Luna ve Marcus yanıma geldiklerinde Antares ile vedalaşıp telefonu kapattım. Eve kadar yürüyecektik. Yol epey uzundu ama ışınlanarak kendimizi riske atmak istemiyorduk. Etraf alışılmışın dışında kalabalıktı. Büyülü çarşıdan çıkıp normal yola girdik. Biraz yürüyünce kestirme yolumuz olan orman yoluna girecektik.
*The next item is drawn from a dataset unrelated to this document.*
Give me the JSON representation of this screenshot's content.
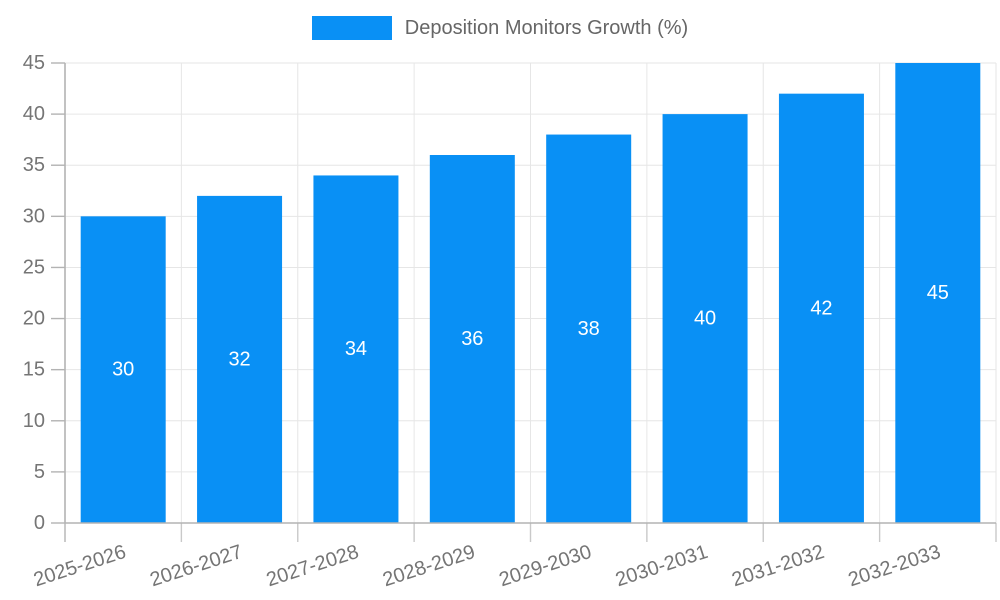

Aklım Antares ile ettiğimiz danstaydı. Sanki o anı tekrar tekrar yaşıyordum. Luna ile Marcus yanımda yürüyorlardı. Arada konuşuyorlardı. Bense hayallerimle mutluydum. Eve iyice yaklaşınca durdular. Ben durduklarını biraz geç fark ettim. Arkama döndüğümde bana bakıp güldüklerini gördüm.
"Ne?" Dedim gülerek.
"Fazla dalgınsın Alnilam. Bu dalgınlığının sebebinin mutluluk olması beni sevindiriyor." Dedi Luna gülümseyerek. Ben de gülümsedim. Gidip yanlarına oturdum ve başımı ağaca yasladım. Ağacın kabuğu batıyordu ama umursamıyordum. Derin bir nefes aldım.
"Aşk çok güzel bir şeymiş. Kalbim mutlulukla çarpıyor. Zamanın hemen geçmesini ve Antares'i görebilmeyi istiyorum. Sanki onu bir gün görmesem bir şeyler eksik kalacakmış gibi."
Marcus, Luna'ya aşkla bakıyordu. Luna açık sarı saçlarını omuzlarından arkaya attı.
"Sen aşık olmuşsun Alnilam. Hem de çok fena."
Luna'ya bakıp gülümsedim.
"Biliyorum, biliyorum."
Biraz dinlenince yola çıktık ve kısa sürede eve vardık. Sessizce ilerleyip hediyelerimizi sakladık. Annem mutfakta yemek hazırlıyordu. Yardım etmeyi teklif ettik ama istemedi. Biz de masayı bahçeye kurmayı teklif ettik. Kabul etti. Luna ve Marcus ile kısa sürede masayı kurduk. Hava sıcaktı. Ilık bir meltem esiyordu. Hazırlanmış masaya bakarken birinin elbisemin eteğini çekiştirdiğini fark ettim. Arkama dönüp yere diz çöktüm. Alice bana gülümseyen bir yüzle bakıyordu.
"Dışarda mı yiyeceksiniz Alnilam abla?" Dedi coşkuyla. Elimi saçlarına götürüp okşadım.
"Evet, tatlım. Annenden izin alıp sen de gelebilirsin."
Mavi gözleri heyecanla büyüdü.
"Sizinle aynı masada mı oturacağım yani?"
Güldüm.
"Evet."
Alice koşarak eve girdi. Arkasından gülerek baktım. Babam gelene kadar bahçede oturduk. Geldiğinde bize gülümseyerek baktı. Alice ise ona hayranlıkla bakıyordu. Babam Alice'in yanına gidip saçlarını okşadı.
"Küçük bir misafirimiz de varmış. Nasılsın Alice?" Dedi ve cebinden şekerleme çıkartıp ona uzattı. Alice şekerlemeyi aldı. Babama bakıp gülümsedi.
"İyiyim efendim. Siz nasılsınız?" Dedi nazik bir şekilde. Babam yerine oturup ona göz kırptı.
"Gayet iyiyim. Hadi, yemeğe başlayabiliriz."
Yemek yerken Alice öylesine nazikti ki eğer ilerde çocuğum olursa onu Alice gibi yetiştirmeye karar verdim. Kulağı sürekli bizdeydi. Büyüyle ilgili bir kelime yakalabilmek için can attığına emindim ama biz onların yanında asla büyüden söz etmezdik. Zavallı Alice boşuna bekliyordu.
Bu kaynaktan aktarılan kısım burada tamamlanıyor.